Like my high school friend, being in the car alone consistently triggered the water works: in parking lots, in car line, in my own driveway. I even made a playlist called “Mixed Tape” for the sole purpose of car-crying. Whitney was not on the playlist, but you would be surprised at how many times Whitney is played on the radio, especially in grocery stores and hair salons. The song seemed to be following me, haunting me, reminding me of that relieved feeling I felt that night in the liquor store parking lot. The slightly superior voice that said, “Thank God that’s not me.”
Talk about karma.
This past Halloween we went trick or treating in our old Scituate neighborhood versus our new neighborhood, because that’s what our kids wanted to do. When the kids ran up the porch steps of my former big blue house, I hid in the shadows. Phil knew what I was doing and covered for me. I just couldn’t do it. Not yet. I gave myself props for braving the neighborhood at all and counted it as a win. The kids moved on to the next house and Phil came over to where I was standing in the street, next to the driftwood swing he had hung from a tree three years before. We walked down the street, the moon ahead of us, painting streaks of light on the water. As he reached out to take my hand, I started to sing:
“Didn’t we almost have it all….”
and he joined in: “The night we held on till the morning…”
And we laughed. Because while the moment was sad and poignant, we had to laugh, because we still do have it all. The difference is, now we know it. Back then, in the beautiful big blue house, we had it all but were too afraid of losing it, or messing it up, or not deserving it….so we could never really receive it or be grateful for it. I have come to realize that it is very difficult to be grateful when you are afraid.
Now, we don’t have to be as scared of of losing it or screwing it up, because we already did that. We lost it and then had to figure out how we lost it and how we could get it back. With this came a better understanding of what “having it all” really is. And it’s not the dream house, or the perfect job. It’s watching your kids run back and forth with their friends across the lawns, a sea of costumes and glow sticks. It’s walking down the street hand in hand, with the shared knowledge of what it took to get there.
Car-crying is therapeutic until it becomes masochistic.
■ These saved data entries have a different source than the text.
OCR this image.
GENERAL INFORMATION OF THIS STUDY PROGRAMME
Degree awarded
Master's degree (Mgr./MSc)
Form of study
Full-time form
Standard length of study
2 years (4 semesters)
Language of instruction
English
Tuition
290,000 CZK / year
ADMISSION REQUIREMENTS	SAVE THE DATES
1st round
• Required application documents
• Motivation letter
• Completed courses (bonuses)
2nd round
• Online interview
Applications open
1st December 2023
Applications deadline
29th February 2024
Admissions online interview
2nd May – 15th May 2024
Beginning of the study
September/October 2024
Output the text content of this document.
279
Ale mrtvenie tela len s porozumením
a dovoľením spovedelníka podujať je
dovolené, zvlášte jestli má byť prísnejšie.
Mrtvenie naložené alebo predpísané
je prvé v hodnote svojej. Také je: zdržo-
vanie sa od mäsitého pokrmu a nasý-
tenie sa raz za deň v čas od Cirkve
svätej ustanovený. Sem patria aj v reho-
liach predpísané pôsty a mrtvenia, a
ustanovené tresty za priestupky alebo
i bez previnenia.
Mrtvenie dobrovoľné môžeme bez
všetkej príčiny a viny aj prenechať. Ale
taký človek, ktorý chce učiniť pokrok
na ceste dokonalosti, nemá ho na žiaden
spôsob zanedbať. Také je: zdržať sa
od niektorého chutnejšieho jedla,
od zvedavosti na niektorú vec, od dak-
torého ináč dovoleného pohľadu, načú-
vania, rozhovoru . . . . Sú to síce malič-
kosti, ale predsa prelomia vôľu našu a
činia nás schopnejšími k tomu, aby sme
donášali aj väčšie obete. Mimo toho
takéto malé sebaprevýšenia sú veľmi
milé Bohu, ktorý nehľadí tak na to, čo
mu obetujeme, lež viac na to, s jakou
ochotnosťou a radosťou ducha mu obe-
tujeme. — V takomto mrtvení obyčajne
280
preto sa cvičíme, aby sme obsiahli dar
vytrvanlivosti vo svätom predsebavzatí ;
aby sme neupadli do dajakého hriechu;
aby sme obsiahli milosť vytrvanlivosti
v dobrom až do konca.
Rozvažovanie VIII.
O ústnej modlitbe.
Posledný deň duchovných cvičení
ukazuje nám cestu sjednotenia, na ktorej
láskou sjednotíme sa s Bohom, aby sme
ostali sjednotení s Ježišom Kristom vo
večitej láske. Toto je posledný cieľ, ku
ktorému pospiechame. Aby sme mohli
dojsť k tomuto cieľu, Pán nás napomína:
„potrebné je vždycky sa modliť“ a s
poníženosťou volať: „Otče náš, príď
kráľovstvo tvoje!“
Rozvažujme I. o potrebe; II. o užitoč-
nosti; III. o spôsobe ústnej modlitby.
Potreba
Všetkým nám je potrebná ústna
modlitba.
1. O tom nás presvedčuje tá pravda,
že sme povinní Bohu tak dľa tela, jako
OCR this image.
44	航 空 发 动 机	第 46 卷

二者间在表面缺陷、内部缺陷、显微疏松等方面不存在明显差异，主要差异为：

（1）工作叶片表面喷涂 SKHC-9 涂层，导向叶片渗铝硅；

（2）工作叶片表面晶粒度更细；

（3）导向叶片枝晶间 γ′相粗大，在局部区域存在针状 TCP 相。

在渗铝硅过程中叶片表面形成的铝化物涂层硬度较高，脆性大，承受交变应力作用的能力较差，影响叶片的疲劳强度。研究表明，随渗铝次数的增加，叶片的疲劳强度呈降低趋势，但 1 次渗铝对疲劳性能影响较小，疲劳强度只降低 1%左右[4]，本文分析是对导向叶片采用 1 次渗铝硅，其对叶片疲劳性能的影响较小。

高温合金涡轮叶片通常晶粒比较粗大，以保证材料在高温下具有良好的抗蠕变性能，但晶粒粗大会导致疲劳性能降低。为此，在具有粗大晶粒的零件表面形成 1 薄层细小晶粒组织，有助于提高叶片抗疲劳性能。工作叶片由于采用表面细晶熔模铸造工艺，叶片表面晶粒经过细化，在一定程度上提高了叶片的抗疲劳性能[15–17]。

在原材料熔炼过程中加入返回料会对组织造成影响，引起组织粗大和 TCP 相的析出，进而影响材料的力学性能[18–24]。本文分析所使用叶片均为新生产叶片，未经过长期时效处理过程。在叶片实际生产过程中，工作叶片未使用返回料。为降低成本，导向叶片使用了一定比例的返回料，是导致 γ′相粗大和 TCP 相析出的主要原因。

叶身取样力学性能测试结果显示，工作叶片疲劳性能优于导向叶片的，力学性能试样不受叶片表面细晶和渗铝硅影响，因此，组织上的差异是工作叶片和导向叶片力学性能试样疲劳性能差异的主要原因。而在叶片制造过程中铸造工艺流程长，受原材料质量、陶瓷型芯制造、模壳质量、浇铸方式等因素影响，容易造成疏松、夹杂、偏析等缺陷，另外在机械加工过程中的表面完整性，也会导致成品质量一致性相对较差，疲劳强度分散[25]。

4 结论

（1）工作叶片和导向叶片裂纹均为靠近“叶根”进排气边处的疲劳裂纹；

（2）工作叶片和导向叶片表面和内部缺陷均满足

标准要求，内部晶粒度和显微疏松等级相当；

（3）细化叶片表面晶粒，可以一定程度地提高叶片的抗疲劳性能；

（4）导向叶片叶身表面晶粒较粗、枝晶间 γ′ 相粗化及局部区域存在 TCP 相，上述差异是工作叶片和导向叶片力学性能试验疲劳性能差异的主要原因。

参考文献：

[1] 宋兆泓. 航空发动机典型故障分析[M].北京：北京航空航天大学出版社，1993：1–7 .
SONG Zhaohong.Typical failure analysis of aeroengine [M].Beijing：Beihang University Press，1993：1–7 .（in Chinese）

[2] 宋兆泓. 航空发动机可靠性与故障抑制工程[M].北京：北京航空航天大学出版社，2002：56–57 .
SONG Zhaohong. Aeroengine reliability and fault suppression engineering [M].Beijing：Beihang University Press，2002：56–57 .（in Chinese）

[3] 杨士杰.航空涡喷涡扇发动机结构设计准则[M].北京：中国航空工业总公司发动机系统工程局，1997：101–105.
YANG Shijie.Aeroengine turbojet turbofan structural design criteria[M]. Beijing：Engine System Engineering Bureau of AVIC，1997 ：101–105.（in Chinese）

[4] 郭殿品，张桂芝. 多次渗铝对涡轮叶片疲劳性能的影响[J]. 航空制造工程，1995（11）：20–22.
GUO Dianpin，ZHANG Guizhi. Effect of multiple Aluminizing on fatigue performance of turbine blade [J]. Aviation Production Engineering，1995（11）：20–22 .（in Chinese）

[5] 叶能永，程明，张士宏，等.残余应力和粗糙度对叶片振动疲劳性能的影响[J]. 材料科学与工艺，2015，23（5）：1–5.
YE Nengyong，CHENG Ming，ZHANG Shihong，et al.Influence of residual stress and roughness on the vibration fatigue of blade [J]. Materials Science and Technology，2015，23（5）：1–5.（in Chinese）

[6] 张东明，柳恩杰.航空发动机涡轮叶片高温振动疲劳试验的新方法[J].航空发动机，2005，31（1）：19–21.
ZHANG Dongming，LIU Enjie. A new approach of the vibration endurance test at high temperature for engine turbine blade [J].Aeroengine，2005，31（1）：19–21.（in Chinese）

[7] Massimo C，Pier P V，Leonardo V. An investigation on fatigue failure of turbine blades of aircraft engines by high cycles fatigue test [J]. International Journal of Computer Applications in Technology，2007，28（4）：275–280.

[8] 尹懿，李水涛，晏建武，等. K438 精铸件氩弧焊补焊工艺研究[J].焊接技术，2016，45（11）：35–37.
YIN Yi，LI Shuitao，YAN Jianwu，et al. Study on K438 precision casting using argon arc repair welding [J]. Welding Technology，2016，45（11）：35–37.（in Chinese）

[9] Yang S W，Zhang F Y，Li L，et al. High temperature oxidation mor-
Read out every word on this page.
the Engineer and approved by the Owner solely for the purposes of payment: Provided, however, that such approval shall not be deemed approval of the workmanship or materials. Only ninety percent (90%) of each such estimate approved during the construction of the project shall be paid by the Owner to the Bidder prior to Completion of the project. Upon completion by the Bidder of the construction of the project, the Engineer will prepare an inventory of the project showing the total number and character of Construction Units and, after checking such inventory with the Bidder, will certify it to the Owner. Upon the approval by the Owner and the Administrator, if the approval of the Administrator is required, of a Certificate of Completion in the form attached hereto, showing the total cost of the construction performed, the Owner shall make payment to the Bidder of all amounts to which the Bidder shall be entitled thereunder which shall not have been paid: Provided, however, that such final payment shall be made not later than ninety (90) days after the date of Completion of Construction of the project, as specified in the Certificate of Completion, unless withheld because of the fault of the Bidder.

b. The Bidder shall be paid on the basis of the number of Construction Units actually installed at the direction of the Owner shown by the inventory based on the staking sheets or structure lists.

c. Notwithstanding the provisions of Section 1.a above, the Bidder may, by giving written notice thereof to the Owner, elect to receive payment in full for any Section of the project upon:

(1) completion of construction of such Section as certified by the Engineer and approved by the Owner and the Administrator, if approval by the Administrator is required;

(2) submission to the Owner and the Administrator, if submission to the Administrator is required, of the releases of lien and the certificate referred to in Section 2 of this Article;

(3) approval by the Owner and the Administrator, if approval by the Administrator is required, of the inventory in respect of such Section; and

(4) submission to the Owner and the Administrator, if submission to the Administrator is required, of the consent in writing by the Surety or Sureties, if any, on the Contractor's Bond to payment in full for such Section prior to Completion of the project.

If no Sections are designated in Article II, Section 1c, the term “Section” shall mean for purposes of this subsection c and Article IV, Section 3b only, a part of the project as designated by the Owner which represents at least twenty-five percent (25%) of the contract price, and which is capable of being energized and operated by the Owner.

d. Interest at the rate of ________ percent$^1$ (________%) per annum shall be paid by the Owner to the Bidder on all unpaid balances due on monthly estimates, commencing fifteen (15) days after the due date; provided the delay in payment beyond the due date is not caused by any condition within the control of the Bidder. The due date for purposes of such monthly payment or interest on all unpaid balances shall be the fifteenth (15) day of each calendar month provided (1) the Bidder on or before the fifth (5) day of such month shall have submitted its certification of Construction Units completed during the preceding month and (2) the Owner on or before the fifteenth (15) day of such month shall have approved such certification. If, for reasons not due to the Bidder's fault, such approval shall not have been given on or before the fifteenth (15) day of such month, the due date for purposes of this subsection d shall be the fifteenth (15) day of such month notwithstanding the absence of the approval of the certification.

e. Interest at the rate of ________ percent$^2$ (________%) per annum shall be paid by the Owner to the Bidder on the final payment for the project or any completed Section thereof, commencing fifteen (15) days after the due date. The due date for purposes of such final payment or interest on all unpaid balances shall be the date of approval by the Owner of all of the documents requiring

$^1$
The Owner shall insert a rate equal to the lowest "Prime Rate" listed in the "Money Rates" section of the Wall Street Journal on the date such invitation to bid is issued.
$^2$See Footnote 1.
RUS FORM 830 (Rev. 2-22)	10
Eventually you need to be your own best friend and say: “Enough.” You turn off Whitney and put on Madonna. You take a deep breath and say, “Ok…now what?”
There is freedom in taking your lumps as a couple; in being vulnerable enough to own your collective mistakes and move on from them. You can care what other people think or you can be happy, and we chose the latter. Yes, we are the couple that left and came back. And with our return came a deep rootedness, both in my marriage and this place we choose to call home.
Which is why, if I had to do it all over again, I wouldn’t change a thing.